HOT SEASON
Una historia veraniega de misantropía, sexo y viajes
Capítulo 4: TAXIS CALLEJEROS
El aeropuerto de Kos es
siempre desagradable, como el de muchas islas grandes durante el verano. Está permanentemente
lleno de hordas de turistas depositas allí por aviones de diversas empresas
baratas que aterrizan sin cesar. Las recogen hileras de buses turísticos que
esperan acantonados en el parking, con sus correspondientes capitanas de las de
pañuelo al cuello y micrófono en mano al mando. Los llevan directamente a los
hoteles con piscina y programa de actividades que reservaron desde sus países,
para que no pierdan un instante en disfrutar de sus vacaciones organizadas. No
tengo nada contra esa forma de veranear en rebaño. Al contrario, apoyo
firmemente que todo el que busca la playa, el exotismo controlado y la bebida
fácil permanezca el máximo de tiempo en esos recintos hoteleros. Cerrados, si
puede ser. Para ellos es un modo de felicidad y a mí me relaja no cruzármelos.

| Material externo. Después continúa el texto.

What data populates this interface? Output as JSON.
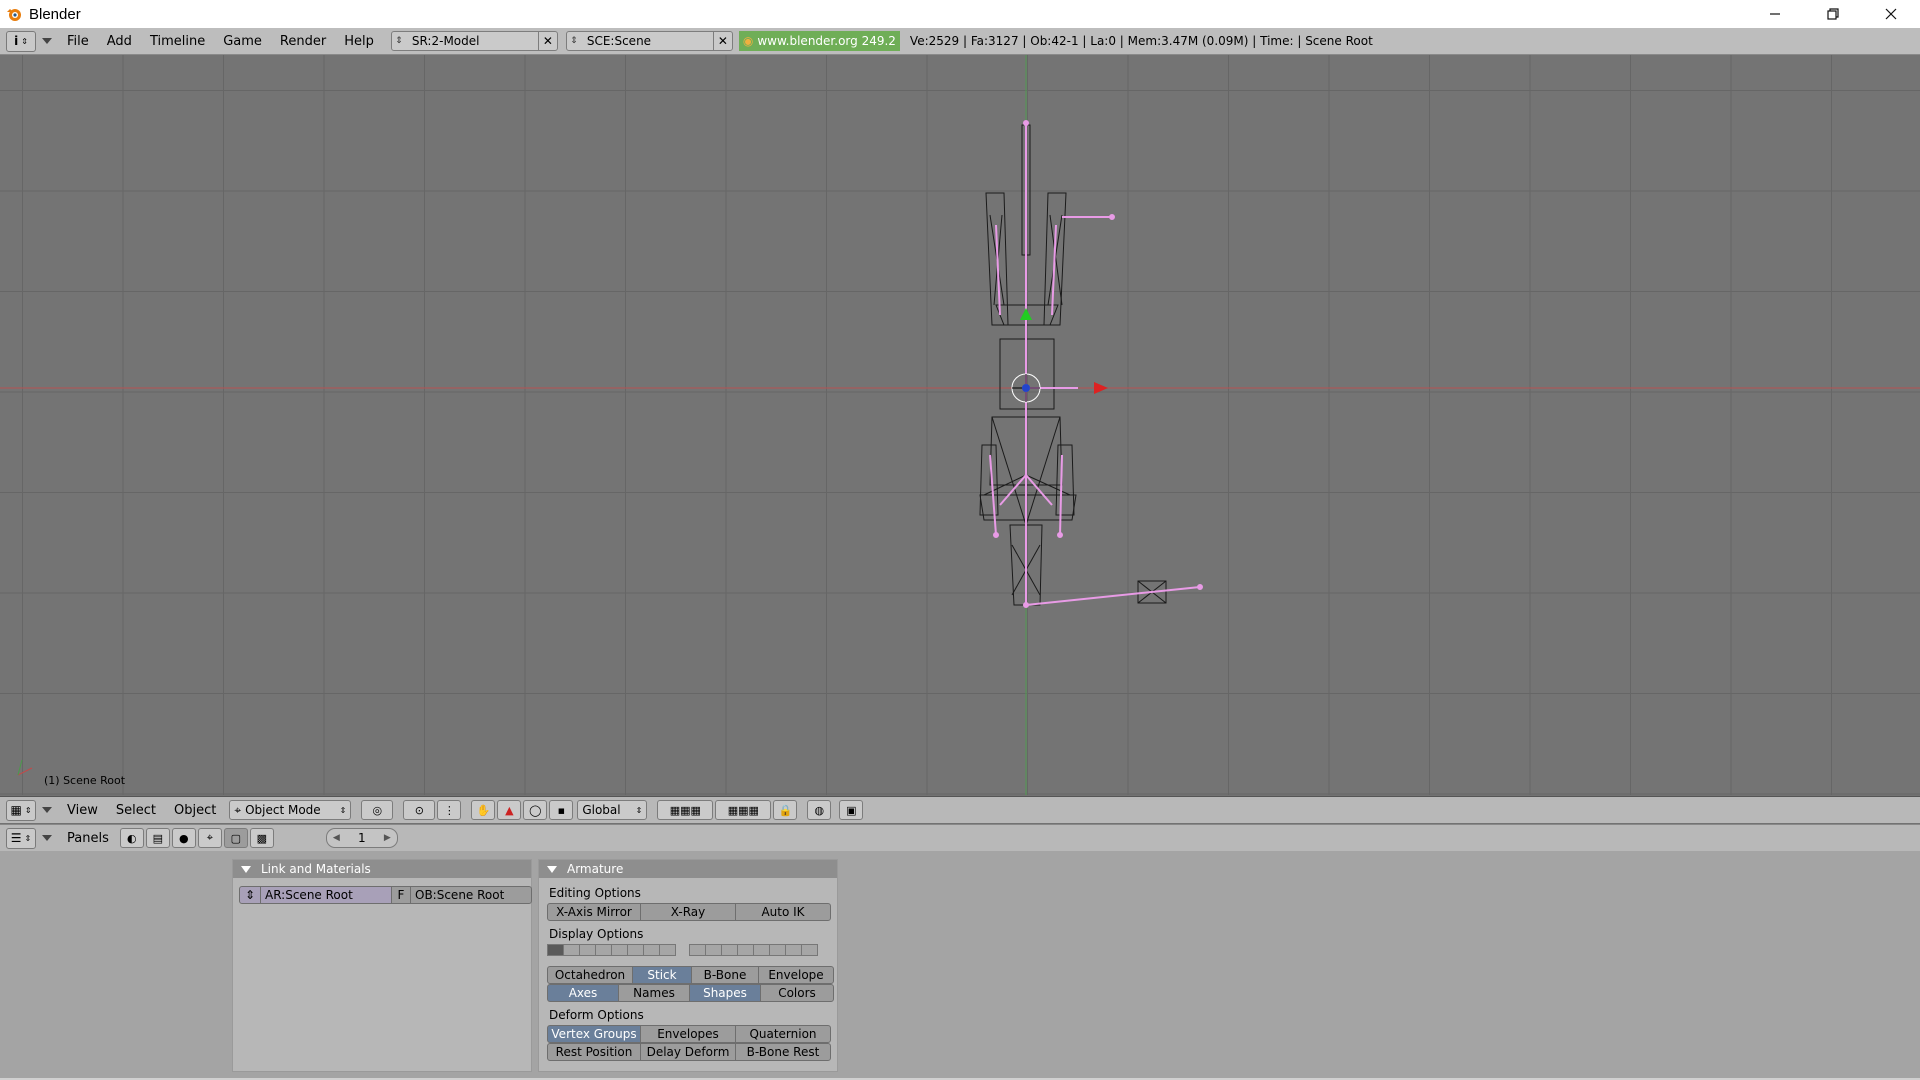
{
  "window": {
    "title": "Blender",
    "minimize_label": "minimize",
    "maximize_label": "maximize",
    "close_label": "close"
  },
  "info_header": {
    "menus": [
      "File",
      "Add",
      "Timeline",
      "Game",
      "Render",
      "Help"
    ],
    "screen_name": "SR:2-Model",
    "scene_name": "SCE:Scene",
    "version": "www.blender.org 249.2",
    "stats": "Ve:2529 | Fa:3127 | Ob:42-1 | La:0  | Mem:3.47M (0.09M)  | Time: | Scene Root"
  },
  "viewport": {
    "object_label": "(1) Scene Root",
    "grid_color": "#666666",
    "x_axis_color": "#c24a4a",
    "y_axis_color": "#4a9a4a",
    "bone_color": "#e89be6"
  },
  "view_header": {
    "menus": [
      "View",
      "Select",
      "Object"
    ],
    "mode": "Object Mode",
    "orientation": "Global"
  },
  "panels_header": {
    "label": "Panels",
    "frame": "1"
  },
  "link_panel": {
    "title": "Link and Materials",
    "armature": "AR:Scene Root",
    "fake_user": "F",
    "object": "OB:Scene Root"
  },
  "armature_panel": {
    "title": "Armature",
    "editing_label": "Editing Options",
    "editing_buttons": [
      "X-Axis Mirror",
      "X-Ray",
      "Auto IK"
    ],
    "display_label": "Display Options",
    "display_row1": [
      "Octahedron",
      "Stick",
      "B-Bone",
      "Envelope"
    ],
    "display_row2": [
      "Axes",
      "Names",
      "Shapes",
      "Colors"
    ],
    "deform_label": "Deform Options",
    "deform_row1": [
      "Vertex Groups",
      "Envelopes",
      "Quaternion"
    ],
    "deform_row2": [
      "Rest Position",
      "Delay Deform",
      "B-Bone Rest"
    ]
  }
}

Sin embargo, lo cierto es que en los aeropuertos el movimiento de esa masa
vociferantes y sonrojada, entre revuelos de maletas con ruedas y sombreros de
paja falsa, complica los desplazamientos.
Así que cuando consigo abrirme paso hasta la
parada de taxis y supero la espera tras algunas parejas que se ve que han
contratado paquetes más económicos es ya casi imposible alcanzar mi barco antes
de que zarpe.
Pese a todo, uno -que en
verano nunca tiene nada menor que hacer- siempre lo intenta. Me subo a uno de
los escasos taxis de Kos, propiedad de un griego del sur de la isla que ahora
vive y conduce en el capital. Trabaja diez horas al día pero las otras catorce
tiene a un extracomunitario conduciendo para él. Es una isla pero incluso aquí
el capital no duerme.
En cierto modo soy un
afortunado de que me haya tocado el propietario. Ya se sabe del poco apego de
los griegos de origen a las normas de tráfico. Me había olvidado de la eficacia
de los taxistas suicidas de Kos. Se saltan sin pudor la doble línea continua de
la carretera y conducen como si una cámara oculta estuviera rodando la segunda
parte de Perros Callejeros y ellos fueran los protagonistas. El Vaquilla
adelanta sin el más mínimo temor al riesgo. Los locales, conocedores de esas
costumbres, les dejan paso rápidamente y se meten en el arcén. A los
extranjeros en coche de alquiler y los que se han escapado de sus hoteles en un
buggy playero (a los rusos les encanta) hay que intimidarlos un poco más. Pero basta que el Mercedes negro de mi taxista
se les coloque al lado a pocos centímetros demostrando su voluntad de adelantar
cueste lo que cueste para que también ellos dejen paso. Ni siquiera hay que
recurrir al claxon.
Como ninguna aventura es
nunca perfecta, tenemos mala suerte y un coche de policía aparece de
pronto delante nuestra a la lentísima velocidad máxima permitida. Empiezo a
quedarme sin esperanza y se lo comento al conductor, que como debe ser es un
tipo jovial y charlatán. Sin inmutarse, habla por el radioteléfono con la
central y pide que llamen al barco para que nos espere mientras seguimos el
resto del trayecto manteniendo la reglamentaria distancia de seguridad con el
vehículo policial.
Efectivamente,
en el puerto, nos encontramos que el barco destartalado y humeante que ha de
llevarme a mi destino ha levantado ya unos centímetros – más de la cuenta en
verdad, para quienes no somos marineros- la rampa de acceso de vehículos pero
mantiene una maroma gruesa atada al poyete del puerto. Me despido del señor, que
apoya su mano en mi hombro y me sonríe impertérrito y sonriente, y salto a la
nave que lleva sólo cinco minutos de espera.